Ed Meachen reported that prior and during the current budget difficulties, all of the chancellors expressed support for the HRS project. If the project were delayed, the result would be high risks and no cost savings. The HRS project will have the benefits of risk avoidance, a new value proposition and a return on investment. Many of the staff who have the skills to work on the legacy payroll system are either near retirement or are returning annuitants. Discussions of assessment measures are taking place before the HRS project plans are composed and presented to the Board of Regents. There are already hundreds of shadow systems running across the UWS institutions that pertain to HR, payroll and benefits. If the project is delayed, that number will grow as the UWS institutions purchase additional software to meet their interim needs. Elise Barho has begun documenting the value proposition of the HRS project.
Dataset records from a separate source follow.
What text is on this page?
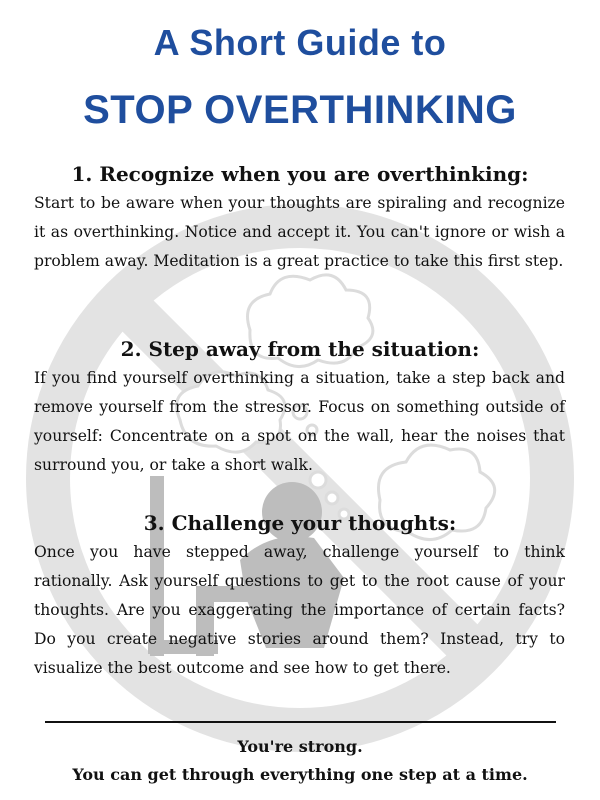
A Short Guide to
STOP OVERTHINKING
1. Recognize when you are overthinking:

Start to be aware when your thoughts are spiraling and recognize it as overthinking. Notice and accept it. You can't ignore or wish a problem away. Meditation is a great practice to take this first step.

2. Step away from the situation:

If you find yourself overthinking a situation, take a step back and remove yourself from the stressor. Focus on something outside of yourself: Concentrate on a spot on the wall, hear the noises that surround you, or take a short walk.

3. Challenge your thoughts:

Once you have stepped away, challenge yourself to think rationally. Ask yourself questions to get to the root cause of your thoughts. Are you exaggerating the importance of certain facts? Do you create negative stories around them? Instead, try to visualize the best outcome and see how to get there.

You're strong.
You can get through everything one step at a time.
Lorie Docken reported that the HRS Steering Committee met last week. Given the complex nature of the HRS Project, it is taking time to negotiate a final contract with Huron Consulting Group. UW System Procurement Office has negotiated a short term, five week contract to get Huron staff on site. The Huron company has been engaged and is reviewing the work done to date in the fit-gap sessions and examination of business processes. Key milestones for finalizing the implementation budget and project plan have been scheduled through the end of January 2009. The plan will be vetted with numerous governance groups. Meanwhile, the project team has been conducting inventories of technical and business process flows.
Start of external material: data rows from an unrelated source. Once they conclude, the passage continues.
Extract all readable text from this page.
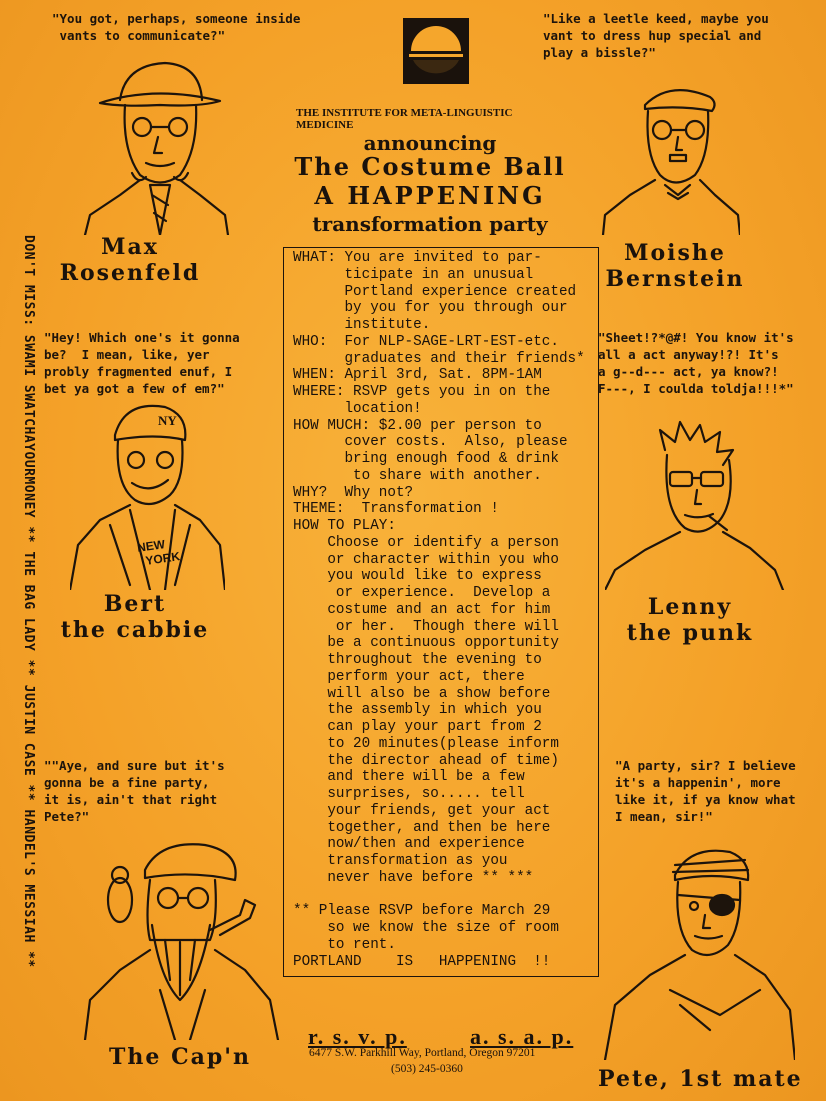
DON'T MISS: SWAMI SWATCHAYOURMONEY ** THE BAG LADY ** JUSTIN CASE ** HANDEL'S MESSIAH **
THE INSTITUTE FOR META-LINGUISTIC MEDICINE
announcing
The Costume Ball
A HAPPENING
transformation party
WHAT: You are invited to par-
ticipate in an unusual
Portland experience created
by you for you through our
institute.
WHO:  For NLP-SAGE-LRT-EST-etc.
graduates and their friends*
WHEN: April 3rd, Sat. 8PM-1AM
WHERE: RSVP gets you in on the
location!
HOW MUCH: $2.00 per person to
cover costs.  Also, please
bring enough food & drink
to share with another.
WHY?  Why not?
THEME:  Transformation !
HOW TO PLAY:
Choose or identify a person
or character within you who
you would like to express
or experience.  Develop a
costume and an act for him
or her.  Though there will
be a continuous opportunity
throughout the evening to
perform your act, there
will also be a show before
the assembly in which you
can play your part from 2
to 20 minutes(please inform
the director ahead of time)
and there will be a few
surprises, so..... tell
your friends, get your act
together, and then be here
now/then and experience
transformation as you
never have before ** ***

** Please RSVP before March 29
so we know the size of room
to rent.
PORTLAND    IS   HAPPENING  !!
"You got, perhaps, someone inside
vants to communicate?"
"Like a leetle keed, maybe you
vant to dress hup special and
play a bissle?"
"Hey! Which one's it gonna
be?  I mean, like, yer
probly fragmented enuf, I
bet ya got a few of em?"
"Sheet!?*@#! You know it's
all a act anyway!?! It's
a g--d--- act, ya know?!
F---, I coulda toldja!!!*"
""Aye, and sure but it's
gonna be a fine party,
it is, ain't that right
Pete?"
"A party, sir? I believe
it's a happenin', more
like it, if ya know what
I mean, sir!"
Max
Rosenfeld
Moishe
Bernstein
Bert
the cabbie
Lenny
the punk
The Cap'n
Pete, 1st mate
NY
NEW
YORK
r. s. v. p.	a. s. a. p.
6477 S.W. Parkhill Way, Portland, Oregon 97201
(503) 245-0360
A joint project management group will be created to look at touch points with other projects, including:
- budget system
- legacy systems
- Infrastructure Systems
Monthly meetings will be held with the managers of these other projects. The HRS Steering Committee will sponsor the management group. Ron Kraemer noted that significant costs will be incurred in interfacing HRS with the other systems, especially SFS. The HRS finance team is engaged in planning with the SFS team.
Andy Taylor explained that the HRS team is also working on documenting the costs of the current environment, including all the shadow systems at the UWS institutions. The effort is based upon responses to a questionnaire that was circulated in May. Analysis of the survey results revealed that perhaps half of the supplemental shadow systems could be absorbed within the HRS system. Costs were assigned to each of the supplemental spreadsheets, simple databases, relational databases and web-based systems to come up with estimated costs for the shadow systems at each institution. Given the difficulty of accurately surveying the institutions, the costs are most likely underestimated. Combining these data with the annual costs of the legacy system and the Kronos system gives a conservative estimate for running the current environment. This figure can feed into ROI calculations.
Jack Duwe reported that DoIT has put together an estimate for an instance of uportal that UWS Human Resources could use to distribute personally targeted information to UWS employees as well as newsletters and other system-wide information broadcasts. The PeopleSoft self-service module could either be inserted into an existing campus portal or at a standalone URL . Presumably the costs would be absorbed into the UW Service Center's budget and funded by a reduction in postage costs.
The proposed dates for Fall 2009 ITMC meeting dates are Monday and Tuesday, October 26th and 27th.
The next meeting of the UWS CIO Council will be Thursday, January 15, 2009.